A pesquisadora acrescenta ainda que em 89% dos casos a família não é avisada de que a mãe entrou em trabalho de parto, o que aumenta ainda mais a solidão das mulheres no cárcere. Para a advogada Luciana Simas, que integrou a equipe da pesquisa sobre a maternidade na prisão avaliando os aspectos jurídicos, quando uma mulher é presa ocorre uma espécie de prisão alargada que desestrutura toda a família. Isso pode ser observado por uma simples leitura das filas de visitas. “Quando o homem é preso, há filas imensas para visitação. A mulher não só não o abandona como mantém a estrutura familiar”, diz. No caso da mulher, afirma Luciana, elas ficam isoladas. Seja porque são realmente abandonadas pelo companheiro; seja porque seus familiares, mães e outros parentes, estão cuidando de seus filhos ou estão longe demais para se deslocar — na maioria dos estados, as prisões femininas ou que contam com unidade materno infantil ficam na capital, o que dificulta o acesso das famílias que estão no interior. 

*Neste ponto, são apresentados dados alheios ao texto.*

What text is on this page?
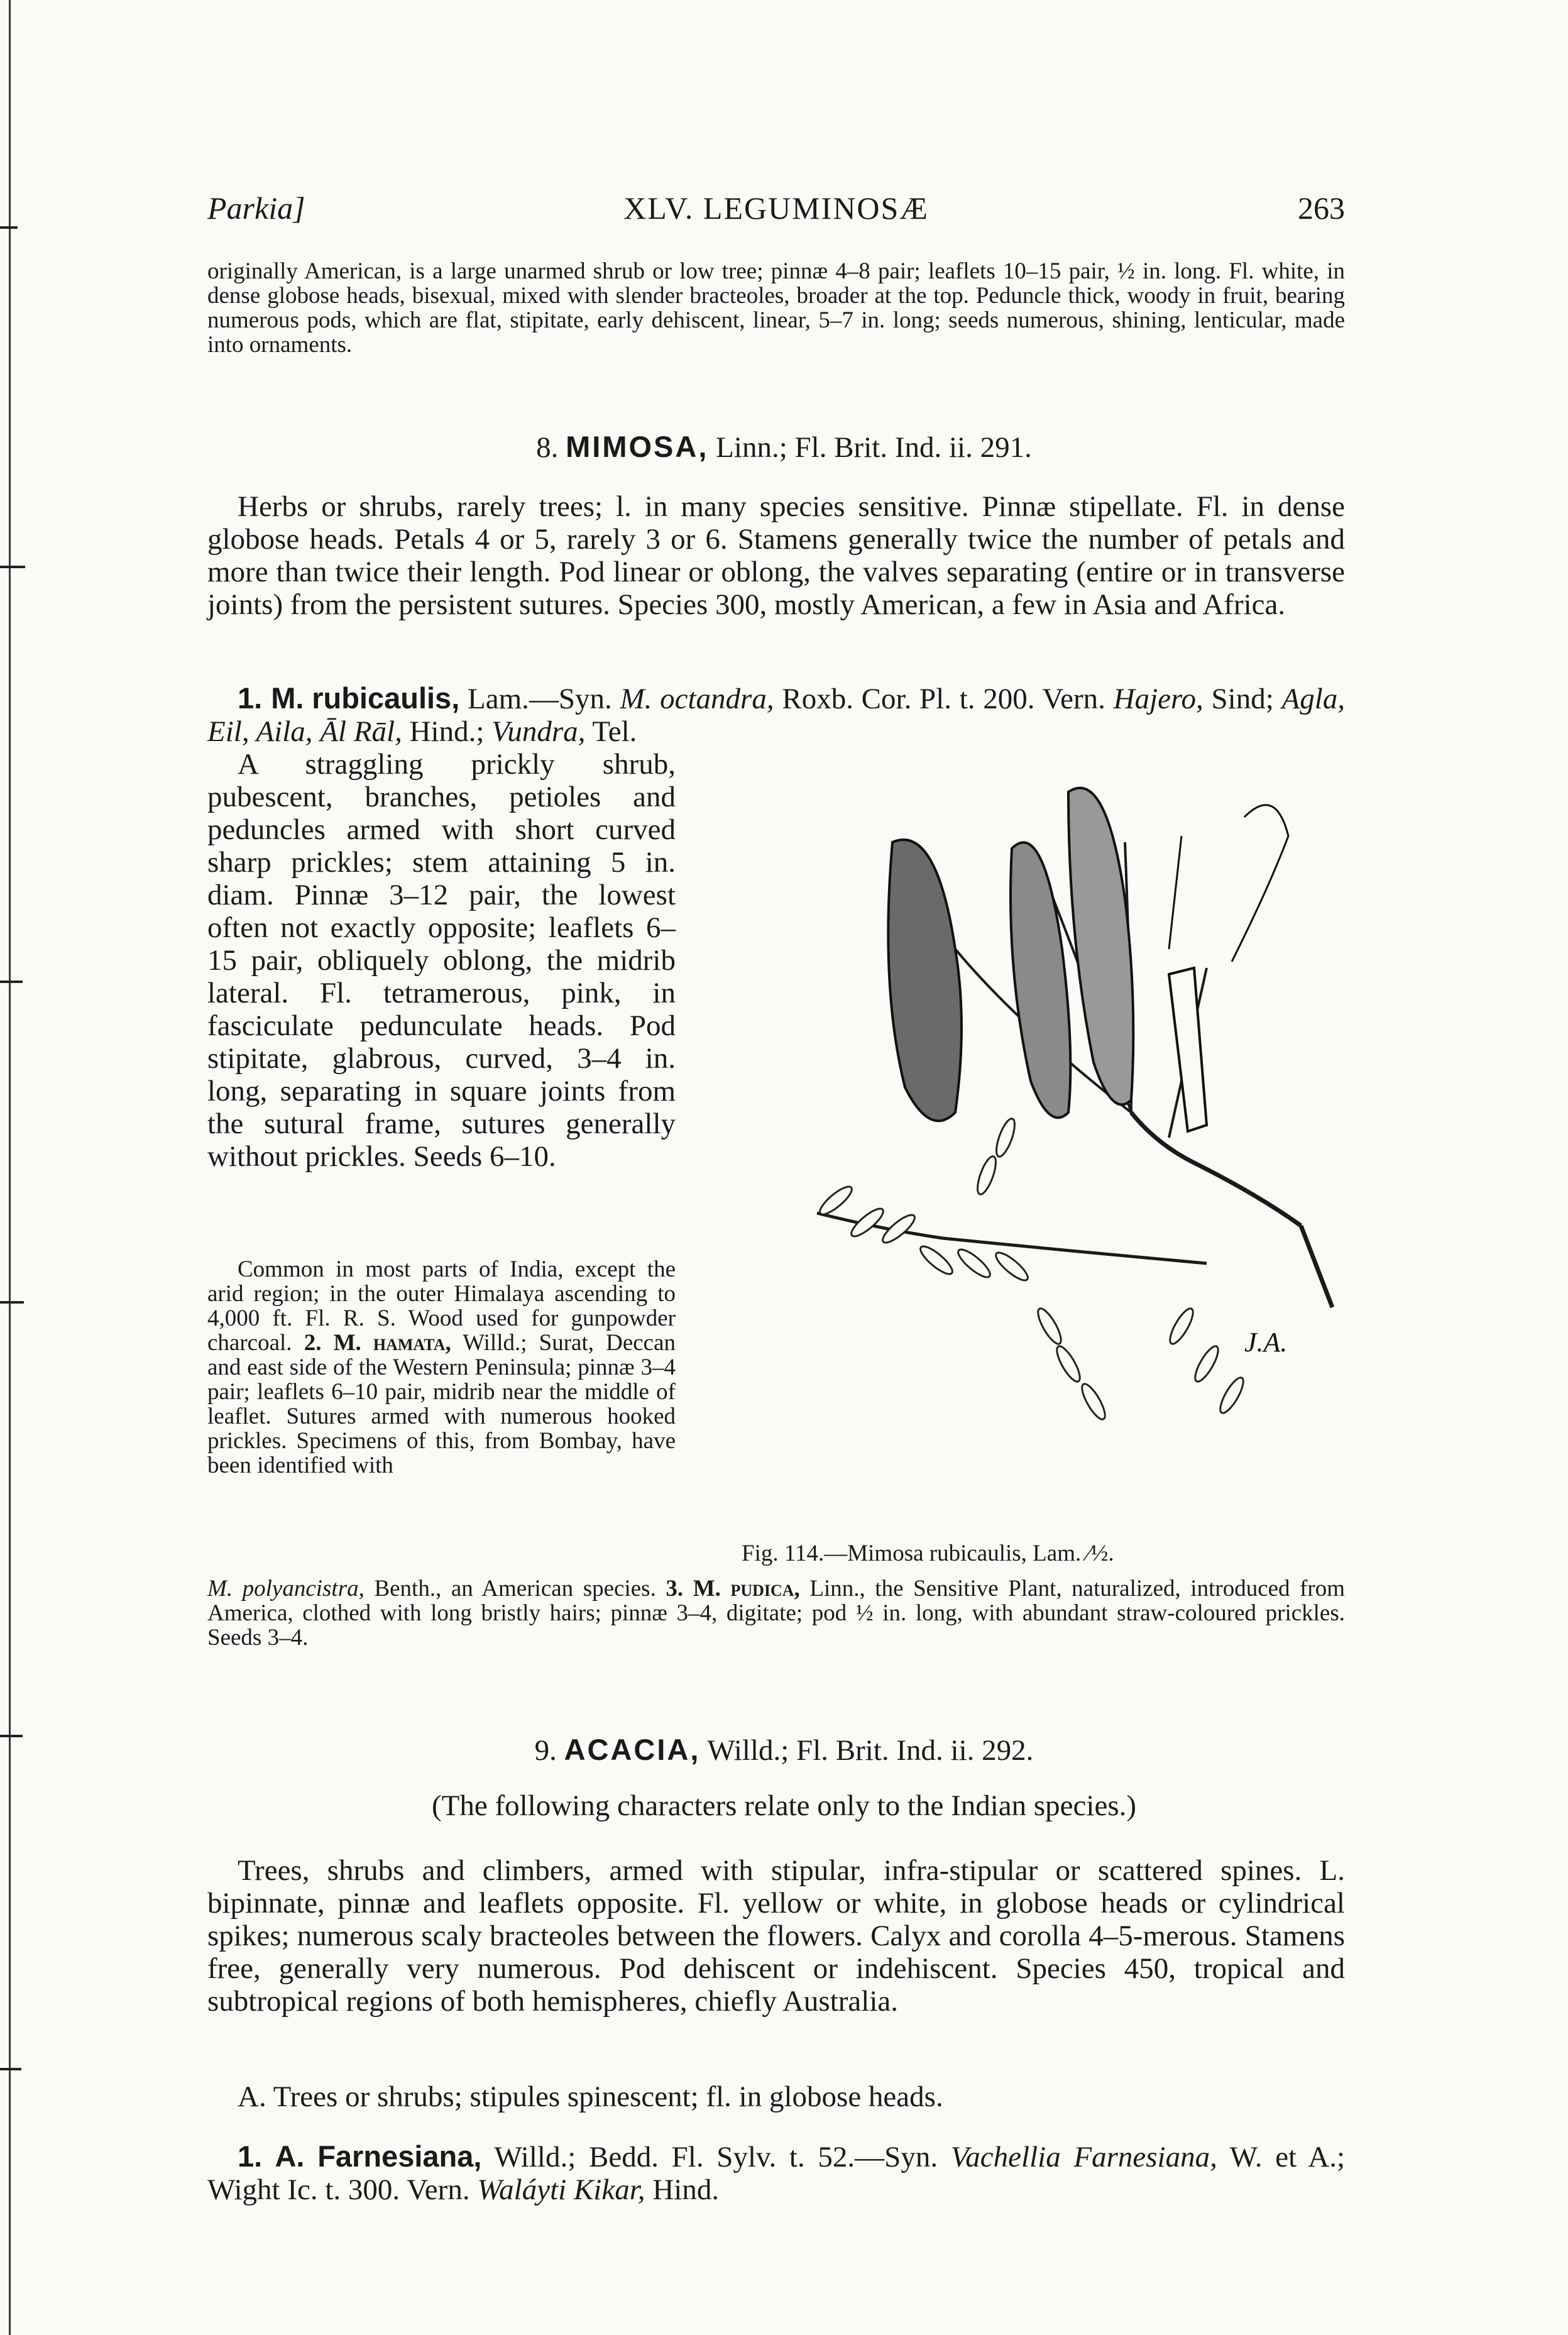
Parkia]	XLV. LEGUMINOSÆ	263

originally American, is a large unarmed shrub or low tree; pinnæ 4–8 pair; leaflets 10–15 pair, ½ in. long. Fl. white, in dense globose heads, bisexual, mixed with slender bracteoles, broader at the top. Peduncle thick, woody in fruit, bearing numerous pods, which are flat, stipitate, early dehiscent, linear, 5–7 in. long; seeds numerous, shining, lenticular, made into ornaments.

8. MIMOSA, Linn.; Fl. Brit. Ind. ii. 291.

Herbs or shrubs, rarely trees; l. in many species sensitive. Pinnæ stipellate. Fl. in dense globose heads. Petals 4 or 5, rarely 3 or 6. Stamens generally twice the number of petals and more than twice their length. Pod linear or oblong, the valves separating (entire or in transverse joints) from the persistent sutures. Species 300, mostly American, a few in Asia and Africa.

1. M. rubicaulis, Lam.—Syn. M. octandra, Roxb. Cor. Pl. t. 200. Vern. Hajero, Sind; Agla, Eil, Aila, Āl Rāl, Hind.; Vundra, Tel.

A straggling prickly shrub, pubescent, branches, petioles and peduncles armed with short curved sharp prickles; stem attaining 5 in. diam. Pinnæ 3–12 pair, the lowest often not exactly opposite; leaflets 6–15 pair, obliquely oblong, the midrib lateral. Fl. tetramerous, pink, in fasciculate pedunculate heads. Pod stipitate, glabrous, curved, 3–4 in. long, separating in square joints from the sutural frame, sutures generally without prickles. Seeds 6–10.

Common in most parts of India, except the arid region; in the outer Himalaya ascending to 4,000 ft. Fl. R. S. Wood used for gunpowder charcoal. 2. M. hamata, Willd.; Surat, Deccan and east side of the Western Peninsula; pinnæ 3–4 pair; leaflets 6–10 pair, midrib near the middle of leaflet. Sutures armed with numerous hooked prickles. Specimens of this, from Bombay, have been identified with
M. polyancistra, Benth., an American species. 3. M. pudica, Linn., the Sensitive Plant, naturalized, introduced from America, clothed with long bristly hairs; pinnæ 3–4, digitate; pod ½ in. long, with abundant straw-coloured prickles. Seeds 3–4.
J.A.
Fig. 114.—Mimosa rubicaulis, Lam. ⁄½.
9. ACACIA, Willd.; Fl. Brit. Ind. ii. 292.
(The following characters relate only to the Indian species.)

Trees, shrubs and climbers, armed with stipular, infra-stipular or scattered spines. L. bipinnate, pinnæ and leaflets opposite. Fl. yellow or white, in globose heads or cylindrical spikes; numerous scaly bracteoles between the flowers. Calyx and corolla 4–5-merous. Stamens free, generally very numerous. Pod dehiscent or indehiscent. Species 450, tropical and subtropical regions of both hemispheres, chiefly Australia.

A. Trees or shrubs; stipules spinescent; fl. in globose heads.

1. A. Farnesiana, Willd.; Bedd. Fl. Sylv. t. 52.—Syn. Vachellia Farnesiana, W. et A.; Wight Ic. t. 300. Vern. Waláyti Kikar, Hind.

Muito grave também é o fato de que, de acordo com o estudo, 37% das mães foram conduzidas algemadas para a maternidade e 8% receberam algemas durante o parto. Recentemente, em setembro, essa prática foi proibida pelo Decreto 8.858/2016. Para Luciana, as normas já existem. Ela cita ainda a Política Nacional de Atenção às Mulheres em Situação de Privação de Liberdade e o Plano Nacional de Saúde do Sistema Penitenciário. Mas infelizmente, ela diz, todo esse contexto prisional existe de uma forma estereotipada e preconceituosa. “A gente trabalha com um processo de massificação do encarceramento que produz um discurso conservador, ideológico e autoritário, que faz parecer que, na prática, essas pessoas não teriam o direito de acesso à saúde, embora a lei diga que sim”. Para ela, embora nos últimos anos tenha havido avanços, o desafio ainda é imenso. “É preciso trabalhar de maneira crítica para desconstruir esse discurso e mostrar que a prisão não é um local adequado pra efetivar a saúde de homens nem de mulheres e muito menos de crianças”, conclui.